With track racing all by halted due to the COVID-19 pandemic, the Pendine Sands Hot Rod Races October 3-4 dates on the calendar are something unique to look forward to.
The event sits squarely at the intersection of vintage vehicles and speed. On Pendine Sands, it’s about hitting top speed rather than a short sprint.
At the event over 150 pre-1949 modified American cars meet on the beach to compete for class records and entry to the 100 mph club. One participant will be crowned “King of the Beach”.
Crowds surrounding Sir Malcolm Campbell (1885 – 1948) on July 21, 1925 in his Sunbeam after he had broken the world record for the mile and kilometer at a speed of 150.368 mph on Pendine Sands, Carmarthenshire.
Photo by Getty Images
TheSands have a rich history when it comes to auto racing. The seven miles of shoreline that meets Carmarthen Bay in Southern Wales served as the host of the annual Welsh TT motorcycle event starting in 1922. Its firm, flat surface was considered straighter and smoother than most any major road at the time, making it an ideal setting for car racing.
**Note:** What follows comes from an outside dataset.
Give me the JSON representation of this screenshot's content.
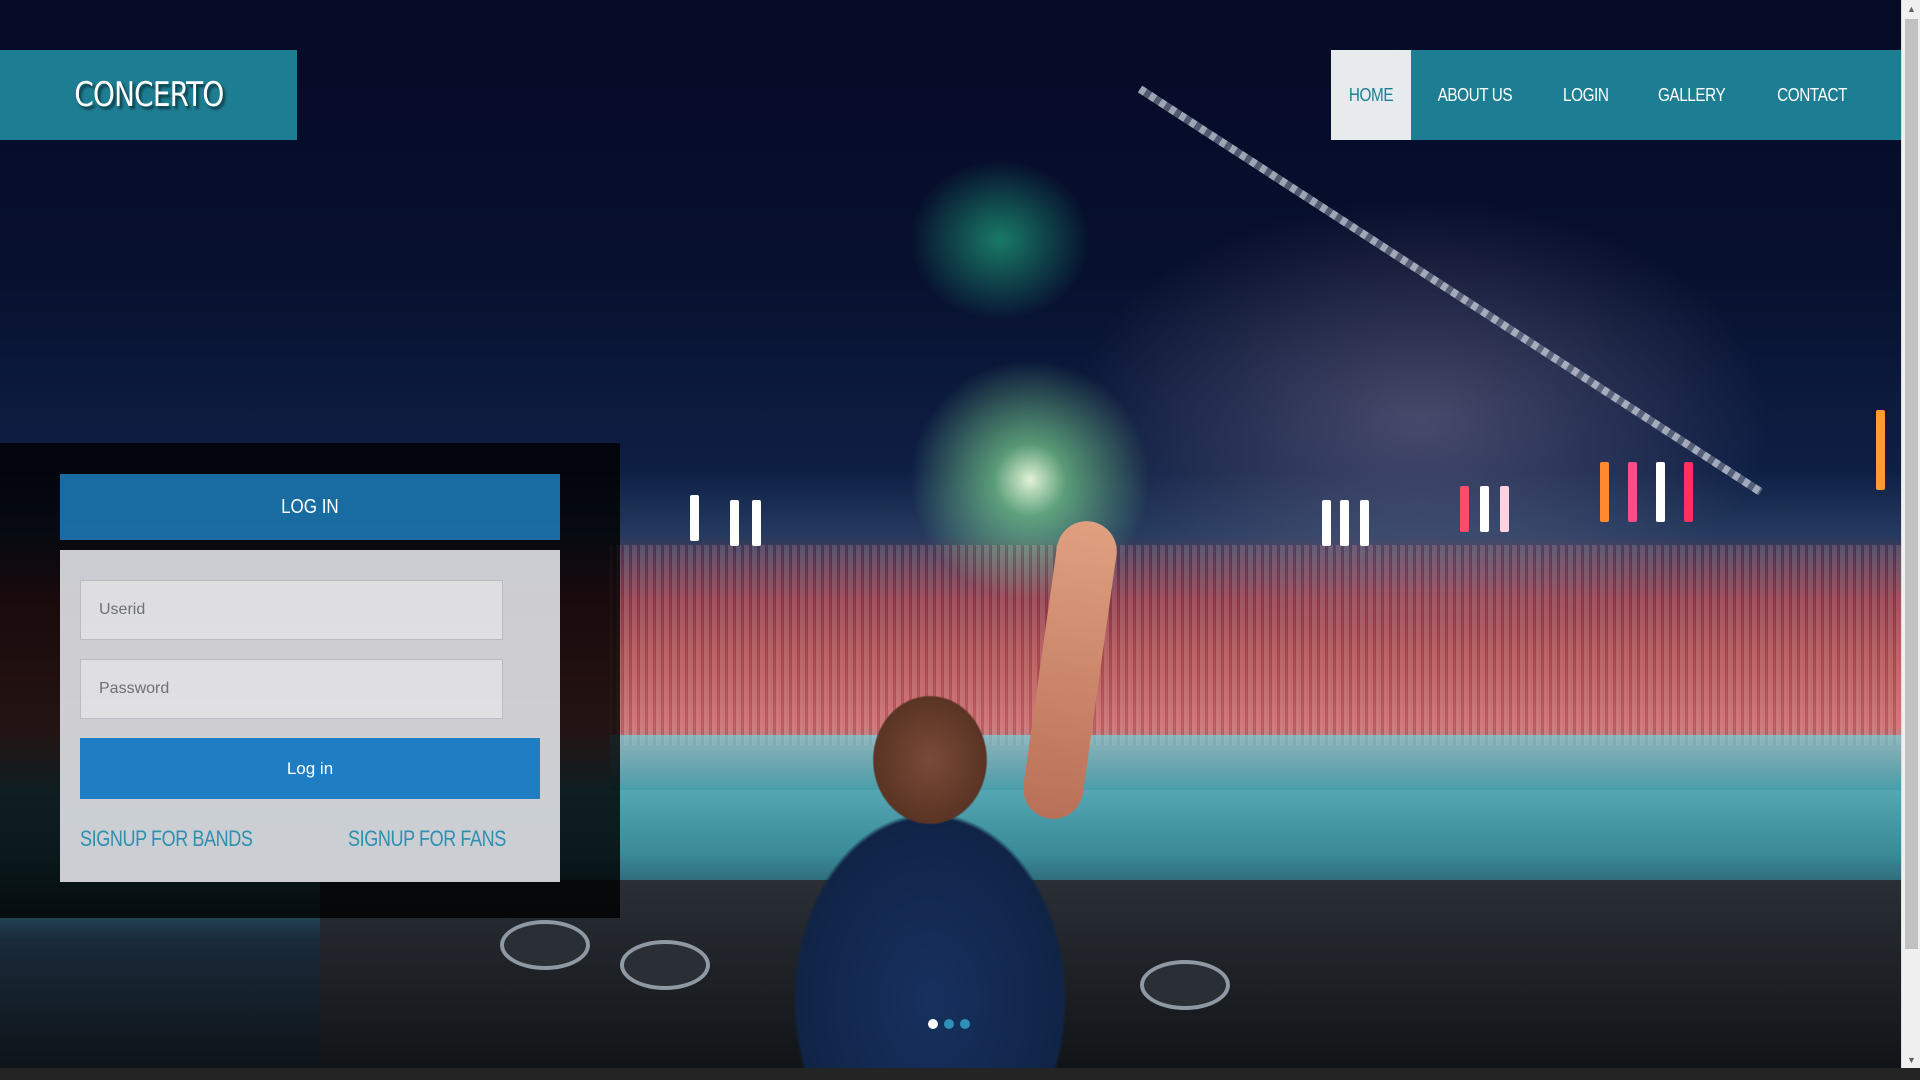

Malcom Campbell, a British speed racing enthusiast, set the world land speed record of 146.16 mpg on the beach in his Sunbeam 350HP car nicknamed Blue Bird in 1924. That car now sits in the National Motor Museum in Beaulieu, Hampshire, England. Campbell would go on to set nine records through 1934 culminating in a run at the Bonneville Salt Flats in Utah, which saw him become the first person to surpass 300 mph in a car.
The Vintage Hot Rod Association (VHRA) brought speed back to the sands starting in 2013 with their annual Hot Rod Races. Ahead of the races, several of the models will be shown off at the London Concours, slated for August 19-20, 2020.
According to a release, Matt Farrant, the three-time King of the Beach will be bringing his 1929 Ford Model A Roadster pick-up to display. The car is an early 1960s style street roadster. His goal is to run a 12-second quarter mile on a dragstrip. He’s already clocked 119 mph on the sand. Despite being race-ready, the car serves valiantly during the year as a daily driver, often taking Farrant and his family on road trips.
Rebecca Dunn has piloted this 1930 Ford Model A on the sand.Photo by James Mitchell
Rebecca Dunn, will bring her 1930 Ford Model A Coupe to the London Concours. The Model A is a mishmash of brands underneath. It has a Desoto Hemi 330 cu-in engine at its heart with Lincoln brakes, Buick finned drums, and other parts from Ford and Plymouth. According to a release, “On the sand, there are only two women who have managed to break the 100 mph barrier in their own cars and Rebecca is one of them.”
Chris Rawlins has a 1932 Ford Streamliner that takes its styling cues from 1940s-era California dry lakes modified hot rods. It gets its power from a Ford Flathead V8 and has a Ford gearbox and rear axle. It features a modified canopy from a WW2 T6 Texan aircraft. For a number of years, Rawlins has pushed the limits of his hot rod, entering the 100 mph club and securing a number of class wins.
Tickets for the London Concours are now available and start at £40. The Pendine Sands Hot Rod Races are free to spectators.